While the genetics of AS is well understood, several important questions remain: which downstream targets of UBE3A are critical to the pathogenesis of AS?; can human AS therapies be developed that specifically block the UBE3A-ATS?; can circadian alterations in AS be targeted for therapies?

Four major questions underlie the genetics of Dup15q: which genes in the 15q11–q13 region contribute to the syndrome?; which specific genes contribute to specific features?; what is the effect of their increased dosage on the rest of the genome?; what are the epistatic effects of other genes on those in the 15q11–q13 region?

The observation of Dup15q syndrome in individuals with maternally but not paternally inherited duplications of chromosome 15q11–q13, suggest that UBE3A drives the ASD phenotype in this disorder [94]. The phenotypes associated with paternal 15q11–q13 duplications are therefore likely to be caused by genes other than UBE3A. Furthermore, a mouse model suggests that Ube3a plays a major role in the autism phenotype associated with Dup15q [103]. Secondly, a 15q12.2 duplication spanning only UBE3A was associated with a neuropsychiatric phenotype only when maternally inherited [98]. The influence of increased UBE3A on the expression of other synaptic genes throughout the genome remains an important area for future research.

It will be critical to identify the protein targets of UBE3A essential for the molecular pathogenesis of both Dup15q and AS. The direct binding of HERC2 to UBE3A both in vitro and in vivo provides compelling evidence that this interaction is indeed regulatory, although perhaps not through the ubiquitin ligase function of HERC2 [33]. Notably, mutations in HERC2 can cause an Angelman-like syndrome in humans [112], suggesting that the regulation of UBE3A by HERC2 is involved in at least some aspects of the syndrome. Furthermore, elucidation of the role of nuclear and transcriptional targets of UBE3A will be needed to comprehend largescale transcriptional deficits in Dup15q syndrome.
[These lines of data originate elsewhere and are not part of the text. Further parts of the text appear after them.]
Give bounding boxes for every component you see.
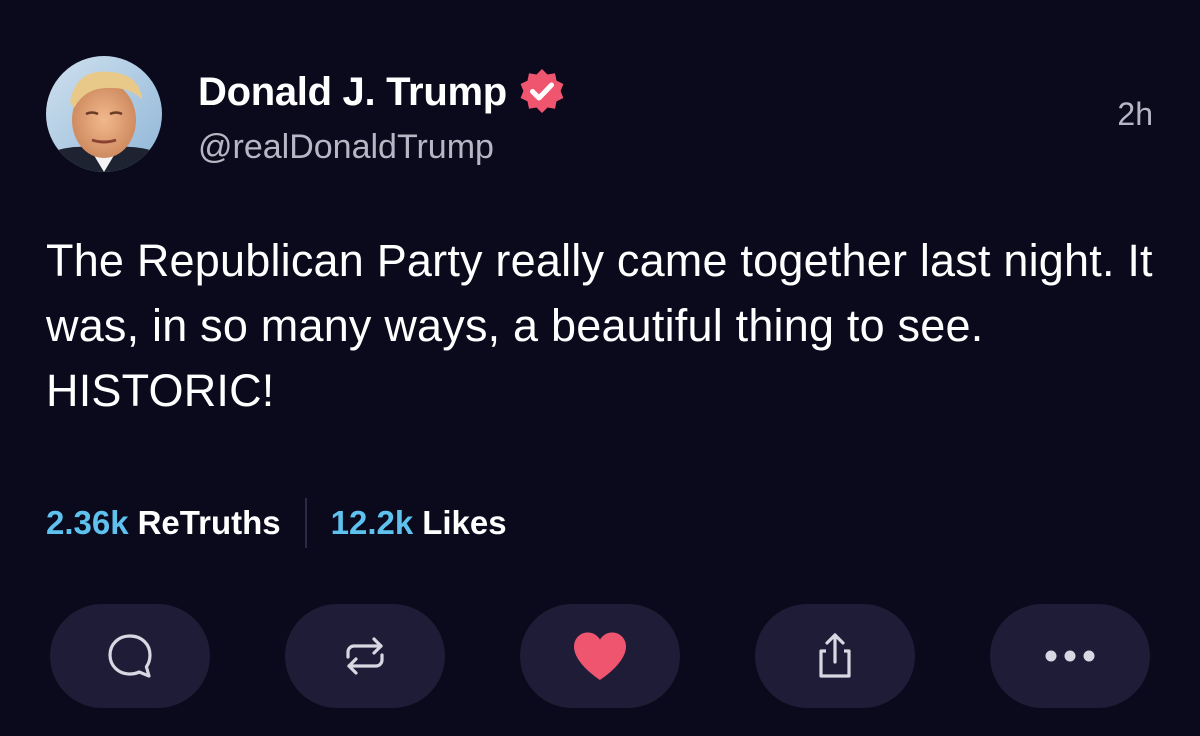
chat-bubble-icon xyxy=(108,634,152,678)
author-handle[interactable]: @realDonaldTrump xyxy=(198,128,494,167)
post-body-text: The Republican Party really came togethe… xyxy=(46,235,1153,416)
ellipsis-icon xyxy=(1045,650,1095,662)
author-display-name[interactable]: Donald J. Trump xyxy=(198,70,507,115)
share-button[interactable] xyxy=(755,604,915,708)
retruth-button[interactable] xyxy=(285,604,445,708)
action-bar xyxy=(50,604,1150,708)
retruths-stat[interactable]: 2.36k ReTruths xyxy=(46,504,281,542)
stats-divider xyxy=(304,498,307,548)
likes-label: Likes xyxy=(422,504,507,541)
author-name-row: Donald J. Trump xyxy=(198,66,567,118)
avatar[interactable] xyxy=(46,56,162,172)
repost-arrows-icon xyxy=(346,637,384,675)
likes-stat[interactable]: 12.2k Likes xyxy=(331,504,507,542)
reply-button[interactable] xyxy=(50,604,210,708)
post-timestamp: 2h xyxy=(1117,96,1153,132)
avatar-image xyxy=(46,56,162,172)
more-options-button[interactable] xyxy=(990,604,1150,708)
share-upload-icon xyxy=(819,633,851,678)
engagement-stats: 2.36k ReTruths 12.2k Likes xyxy=(46,498,507,548)
verified-badge-icon xyxy=(517,67,567,117)
like-button[interactable] xyxy=(520,604,680,708)
truth-post: Donald J. Trump @realDonaldTrump 2h The … xyxy=(0,0,1200,736)
retruths-label: ReTruths xyxy=(137,504,281,541)
retruths-count: 2.36k xyxy=(46,504,129,541)
heart-icon xyxy=(574,632,626,680)
likes-count: 12.2k xyxy=(330,504,414,541)
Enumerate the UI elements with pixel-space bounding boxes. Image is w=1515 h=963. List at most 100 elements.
A better understanding of the projected role for UBE3A in circadian rhythms may help improve treatments for the sleep and cognitive deficits in both AS and Dup15q syndrome. Interestingly, the paternal noncoding 116HG transcript also plays a role in dampening transcription of diurnally regulated genes that are activated by BMAL in the mouse cortex [69]. Together the circadian findings in both AS and PWS suggest that the maternally and paternally derived gene products may have counteracting feedback loops regulating circadian metabolic cycles that should be explored in future studies.

Executive summary.

• UBE3A is an E3 ubiquitin ligase and many of its protein targets are part of the ubiquitin proteasome system with widespread effects on protein levels throughout the cell and at the neuronal synapse.

• Another role for UBE3A in transcriptional regulation of nuclear steroid hormone receptors may contribute to the UBE3A-associated phenotypes in humans and mouse models.

• UBE3A is an abundant protein in cytosolic and nuclear compartments and at both the pre- and post-synaptic locations, and thus may play a diverse role in multiple cellular and transcriptional events in neurodevelopment.

• The epigenetic influences on UBE3A levels in neurons are complex, involving parental imprinting patterns inherited from oocytes and noncoding RNAs specific to neurons.

• Angelman and Dup15q syndromes are disorders of maternal UBE3A deficiency or overexpression with distinct but partially overlapping clinical features.